MR. BLAIR: It's interesting, because I listen to Marjorie and she starts to touch on what I'm about to say, and then Blackford actually came up with an example of what I'm about to say.

We've sort of gone through a thinking process, and we've had data stewardship and we've sort of took a look at that and looked at the elements, and we did splitting, and we split it into the standards group and we split it into components. This is an area we've struggled with for years under different names and under different perspectives.

We just had testimony from the National Counsel for State Legislatures, Conference, and one of the things that is just so abundantly clear is our nation deals with these issues from a number of different perspectives and they don't have tools for coming to consensus. We might be, and I think Blackford's suggestion was an example of some of the tools we need, because if we come up – and I always use the word “criteria,” what is the criteria for making a decision on privacy, what's the criteria for making a decision on data accuracy or completeness.

If we could come up with a set of tools, maybe not for us but for state legislatures, and for ONC and for the rest of the country, to start to move towards consensus on these issues, then we could have contributed something of tremendous value. The truth of the matter is that this diagram is one of the foundations that's needed, it's one of the knowledge bases that's needed I think for us to start thinking of what those criteria are.

And I don't know who, maybe it was Sallie, who would up saying guiding principles. That's another word for what I'm suggesting. What are the guiding principles or criteria that when used moves the population towards consensus on these issues?

MR. REYNOLDS: Okay. Leslie.

DR. FRANCIS: I was just going to observe that this is like a map that you can lay over lots of different kinds of data, everything from we heard about EHRs, we heard about PHR, there are all different kinds of data sets, and those are only just a couple.

So one of the things we need to think about is if one group does standards for one and another group does quality questions for another, and still we have to worry about whether we are laying this over the same space as we think together.

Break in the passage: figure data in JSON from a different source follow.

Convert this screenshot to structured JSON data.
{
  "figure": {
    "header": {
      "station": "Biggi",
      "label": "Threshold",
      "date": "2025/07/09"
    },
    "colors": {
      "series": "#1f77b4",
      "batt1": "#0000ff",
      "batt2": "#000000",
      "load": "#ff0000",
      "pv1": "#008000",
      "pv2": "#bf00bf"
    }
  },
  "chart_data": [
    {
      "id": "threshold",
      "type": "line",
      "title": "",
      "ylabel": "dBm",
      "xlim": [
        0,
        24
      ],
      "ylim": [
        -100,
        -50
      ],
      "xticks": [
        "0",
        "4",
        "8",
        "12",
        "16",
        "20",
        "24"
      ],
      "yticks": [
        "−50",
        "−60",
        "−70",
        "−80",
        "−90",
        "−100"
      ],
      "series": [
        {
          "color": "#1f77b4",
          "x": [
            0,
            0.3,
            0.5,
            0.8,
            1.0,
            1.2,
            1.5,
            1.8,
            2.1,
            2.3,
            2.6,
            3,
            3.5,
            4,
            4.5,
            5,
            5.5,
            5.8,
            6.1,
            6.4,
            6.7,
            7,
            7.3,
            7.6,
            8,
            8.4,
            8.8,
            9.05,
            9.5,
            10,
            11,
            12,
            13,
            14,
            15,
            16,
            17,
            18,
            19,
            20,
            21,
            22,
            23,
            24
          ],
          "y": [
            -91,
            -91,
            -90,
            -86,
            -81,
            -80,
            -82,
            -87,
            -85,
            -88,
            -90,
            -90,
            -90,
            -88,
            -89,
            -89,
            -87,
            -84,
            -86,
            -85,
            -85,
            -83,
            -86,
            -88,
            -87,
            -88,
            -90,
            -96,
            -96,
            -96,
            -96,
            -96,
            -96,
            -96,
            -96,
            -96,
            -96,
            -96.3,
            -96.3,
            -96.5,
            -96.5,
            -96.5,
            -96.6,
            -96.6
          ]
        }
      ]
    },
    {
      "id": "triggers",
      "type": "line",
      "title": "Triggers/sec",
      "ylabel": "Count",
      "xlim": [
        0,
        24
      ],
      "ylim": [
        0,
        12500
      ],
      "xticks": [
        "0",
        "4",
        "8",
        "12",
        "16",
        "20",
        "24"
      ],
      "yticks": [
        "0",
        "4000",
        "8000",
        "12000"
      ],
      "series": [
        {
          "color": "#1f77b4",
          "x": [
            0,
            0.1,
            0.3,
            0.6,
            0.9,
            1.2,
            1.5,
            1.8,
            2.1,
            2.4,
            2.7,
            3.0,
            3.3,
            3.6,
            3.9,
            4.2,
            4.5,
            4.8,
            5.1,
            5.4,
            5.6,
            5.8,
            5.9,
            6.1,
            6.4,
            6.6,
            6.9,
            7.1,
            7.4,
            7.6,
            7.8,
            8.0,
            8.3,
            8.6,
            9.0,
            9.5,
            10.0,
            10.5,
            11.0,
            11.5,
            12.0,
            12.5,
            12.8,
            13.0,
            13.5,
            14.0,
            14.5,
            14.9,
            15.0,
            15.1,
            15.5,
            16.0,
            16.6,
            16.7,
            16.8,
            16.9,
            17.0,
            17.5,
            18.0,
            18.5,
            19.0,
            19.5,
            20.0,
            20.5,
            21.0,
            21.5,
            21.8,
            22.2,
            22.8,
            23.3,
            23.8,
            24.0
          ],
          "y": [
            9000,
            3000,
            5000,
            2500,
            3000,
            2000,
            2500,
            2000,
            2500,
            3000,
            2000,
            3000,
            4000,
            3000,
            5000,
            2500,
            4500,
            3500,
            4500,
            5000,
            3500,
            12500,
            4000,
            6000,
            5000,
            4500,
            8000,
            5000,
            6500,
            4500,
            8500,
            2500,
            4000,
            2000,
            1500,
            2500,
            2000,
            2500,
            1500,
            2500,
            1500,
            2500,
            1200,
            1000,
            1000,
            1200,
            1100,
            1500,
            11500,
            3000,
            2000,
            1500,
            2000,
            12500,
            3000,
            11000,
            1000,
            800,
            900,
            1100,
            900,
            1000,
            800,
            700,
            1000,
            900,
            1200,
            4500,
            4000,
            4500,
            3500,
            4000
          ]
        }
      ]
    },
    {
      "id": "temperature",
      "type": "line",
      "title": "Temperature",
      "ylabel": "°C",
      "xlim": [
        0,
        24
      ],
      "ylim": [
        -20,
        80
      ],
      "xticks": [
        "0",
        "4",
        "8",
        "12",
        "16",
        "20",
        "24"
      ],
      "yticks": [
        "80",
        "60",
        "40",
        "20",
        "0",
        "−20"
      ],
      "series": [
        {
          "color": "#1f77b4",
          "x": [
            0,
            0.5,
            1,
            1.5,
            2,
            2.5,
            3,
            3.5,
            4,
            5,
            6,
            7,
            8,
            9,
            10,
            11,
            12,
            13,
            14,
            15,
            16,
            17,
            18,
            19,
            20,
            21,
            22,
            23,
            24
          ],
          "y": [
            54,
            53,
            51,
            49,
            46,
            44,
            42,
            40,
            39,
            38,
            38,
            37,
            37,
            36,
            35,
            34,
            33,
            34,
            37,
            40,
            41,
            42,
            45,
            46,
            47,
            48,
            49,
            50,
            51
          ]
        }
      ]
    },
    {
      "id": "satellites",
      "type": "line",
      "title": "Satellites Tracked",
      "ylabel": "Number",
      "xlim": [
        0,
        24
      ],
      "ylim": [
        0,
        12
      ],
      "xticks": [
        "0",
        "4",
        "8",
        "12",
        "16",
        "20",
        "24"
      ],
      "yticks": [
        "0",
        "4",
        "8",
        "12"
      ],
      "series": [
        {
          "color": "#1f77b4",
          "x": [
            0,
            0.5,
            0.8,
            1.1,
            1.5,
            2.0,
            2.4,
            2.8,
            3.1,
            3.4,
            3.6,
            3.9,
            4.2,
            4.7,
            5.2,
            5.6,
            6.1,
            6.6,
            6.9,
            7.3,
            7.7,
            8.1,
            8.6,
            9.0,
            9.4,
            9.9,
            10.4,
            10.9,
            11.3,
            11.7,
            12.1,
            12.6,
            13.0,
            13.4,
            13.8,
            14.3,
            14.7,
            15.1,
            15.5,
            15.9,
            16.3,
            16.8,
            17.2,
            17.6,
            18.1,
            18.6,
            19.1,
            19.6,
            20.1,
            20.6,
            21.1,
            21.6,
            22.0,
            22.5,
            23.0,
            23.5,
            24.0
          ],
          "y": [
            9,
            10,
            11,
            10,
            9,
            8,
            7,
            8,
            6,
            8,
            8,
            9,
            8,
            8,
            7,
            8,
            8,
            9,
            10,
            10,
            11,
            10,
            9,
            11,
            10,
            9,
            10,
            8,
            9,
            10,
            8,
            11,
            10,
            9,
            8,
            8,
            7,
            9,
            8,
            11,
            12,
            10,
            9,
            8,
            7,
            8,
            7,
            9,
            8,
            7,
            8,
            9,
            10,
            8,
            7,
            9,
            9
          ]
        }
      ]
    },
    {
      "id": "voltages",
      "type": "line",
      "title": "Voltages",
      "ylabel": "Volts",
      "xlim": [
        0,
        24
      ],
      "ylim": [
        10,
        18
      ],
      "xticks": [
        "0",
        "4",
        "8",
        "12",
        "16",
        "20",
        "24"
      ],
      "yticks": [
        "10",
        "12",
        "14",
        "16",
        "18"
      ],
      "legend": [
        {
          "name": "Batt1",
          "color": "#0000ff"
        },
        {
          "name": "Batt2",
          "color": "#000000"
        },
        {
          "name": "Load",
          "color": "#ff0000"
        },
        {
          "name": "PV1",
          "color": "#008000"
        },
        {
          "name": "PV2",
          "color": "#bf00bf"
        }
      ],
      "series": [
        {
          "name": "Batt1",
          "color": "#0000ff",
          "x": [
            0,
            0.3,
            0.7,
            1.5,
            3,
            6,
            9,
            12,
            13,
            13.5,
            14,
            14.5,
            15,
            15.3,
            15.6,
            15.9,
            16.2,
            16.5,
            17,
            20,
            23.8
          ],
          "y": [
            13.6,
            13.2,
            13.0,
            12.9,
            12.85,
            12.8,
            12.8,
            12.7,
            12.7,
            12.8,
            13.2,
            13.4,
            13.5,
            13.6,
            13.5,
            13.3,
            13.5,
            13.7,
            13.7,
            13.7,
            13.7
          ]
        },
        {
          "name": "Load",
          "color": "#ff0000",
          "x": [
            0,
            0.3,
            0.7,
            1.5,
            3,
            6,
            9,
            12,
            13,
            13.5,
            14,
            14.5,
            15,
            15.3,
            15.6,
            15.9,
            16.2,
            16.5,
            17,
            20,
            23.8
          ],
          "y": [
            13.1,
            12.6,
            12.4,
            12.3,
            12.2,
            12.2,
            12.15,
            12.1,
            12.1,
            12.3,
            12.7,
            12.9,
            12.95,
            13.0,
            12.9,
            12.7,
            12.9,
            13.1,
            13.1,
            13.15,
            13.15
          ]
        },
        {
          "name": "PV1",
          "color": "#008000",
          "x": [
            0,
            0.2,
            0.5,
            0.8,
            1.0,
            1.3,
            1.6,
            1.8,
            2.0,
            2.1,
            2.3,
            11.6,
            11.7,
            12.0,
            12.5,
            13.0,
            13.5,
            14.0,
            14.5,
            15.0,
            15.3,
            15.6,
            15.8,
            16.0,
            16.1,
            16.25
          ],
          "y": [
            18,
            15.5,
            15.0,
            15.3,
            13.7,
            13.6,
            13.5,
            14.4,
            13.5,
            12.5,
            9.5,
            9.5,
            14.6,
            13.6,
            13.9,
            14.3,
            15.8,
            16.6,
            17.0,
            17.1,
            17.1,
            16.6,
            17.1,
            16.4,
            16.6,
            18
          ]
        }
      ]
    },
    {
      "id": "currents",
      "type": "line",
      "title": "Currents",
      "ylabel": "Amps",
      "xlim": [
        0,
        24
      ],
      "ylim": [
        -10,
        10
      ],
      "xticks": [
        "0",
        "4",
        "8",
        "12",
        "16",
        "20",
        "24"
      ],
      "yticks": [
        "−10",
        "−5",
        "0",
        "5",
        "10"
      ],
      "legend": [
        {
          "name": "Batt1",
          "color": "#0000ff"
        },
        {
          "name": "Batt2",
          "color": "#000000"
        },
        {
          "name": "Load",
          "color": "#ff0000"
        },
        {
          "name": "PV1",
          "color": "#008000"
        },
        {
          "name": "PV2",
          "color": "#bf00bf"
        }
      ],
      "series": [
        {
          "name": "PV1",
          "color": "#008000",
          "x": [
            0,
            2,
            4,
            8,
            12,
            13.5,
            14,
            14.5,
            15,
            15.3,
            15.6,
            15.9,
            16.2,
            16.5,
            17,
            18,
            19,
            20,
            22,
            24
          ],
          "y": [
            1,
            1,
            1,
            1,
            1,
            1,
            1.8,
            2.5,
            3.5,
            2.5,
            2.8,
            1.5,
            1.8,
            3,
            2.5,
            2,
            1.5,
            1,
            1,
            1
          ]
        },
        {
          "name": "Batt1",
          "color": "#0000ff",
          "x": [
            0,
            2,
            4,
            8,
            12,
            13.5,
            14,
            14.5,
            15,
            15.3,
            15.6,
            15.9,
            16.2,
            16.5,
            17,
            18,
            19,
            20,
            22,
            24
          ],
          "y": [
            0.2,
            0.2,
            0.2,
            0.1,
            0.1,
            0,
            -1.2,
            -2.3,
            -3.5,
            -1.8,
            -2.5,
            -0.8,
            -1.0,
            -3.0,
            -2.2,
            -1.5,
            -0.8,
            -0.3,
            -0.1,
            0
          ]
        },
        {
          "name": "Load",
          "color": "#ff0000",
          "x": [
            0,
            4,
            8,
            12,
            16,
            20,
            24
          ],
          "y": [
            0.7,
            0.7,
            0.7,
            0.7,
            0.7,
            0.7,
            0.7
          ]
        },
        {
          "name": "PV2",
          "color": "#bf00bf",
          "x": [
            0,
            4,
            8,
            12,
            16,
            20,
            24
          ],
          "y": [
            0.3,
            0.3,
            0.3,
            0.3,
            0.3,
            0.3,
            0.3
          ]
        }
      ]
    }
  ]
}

MR. REYNOLDS: Help me with that. I'm not sure I caught that. In other words, standards for one and quality for another, I'm not -

DR. FRANCIS: What I meant is that there are lots of different kinds of data out there, and part of why – take ownership, for example, the data that's in a state health department about hospital discharge data, the data that's in the PHRs that WebMD has, the data that are in whatever system, the Kaiser system or the VA system, or whatever, they all involve individuals and their health that somehow get aggregated. That's the basis. But what we might say about any of those with respect to what – we need to use all of these questions, but how we might answer these questions, whether ownership even matters, for example, is going to be very different depending on the kind of data and what it's collected for.

So what I was saying was that if one group worries about standards in one context, and another group worries about privacy and security in another context, we still have the risk of a mismatch.

MR. REYNOLDS: Right, and that's why we brought this in. Because need to decide what our charge is and how we're going to approach it, not just send everybody off with a general topic called data stewardship. What do we want to do, where do we want to make a difference, what do we want that to be?

So with that, Mark, I know you have a question, but I think so we can give to the committees that we've just asked to do something time to do it, I'd like to go ahead and cut this off.

That is going to be the conclusion of our main session today. I hope it got you thinking, and it's going to give you something to do when you get into your breakout sessions.

The Populations will be meeting here, and the Standards will be meeting in 305A.

So with that, we'll see everybody back here tomorrow morning.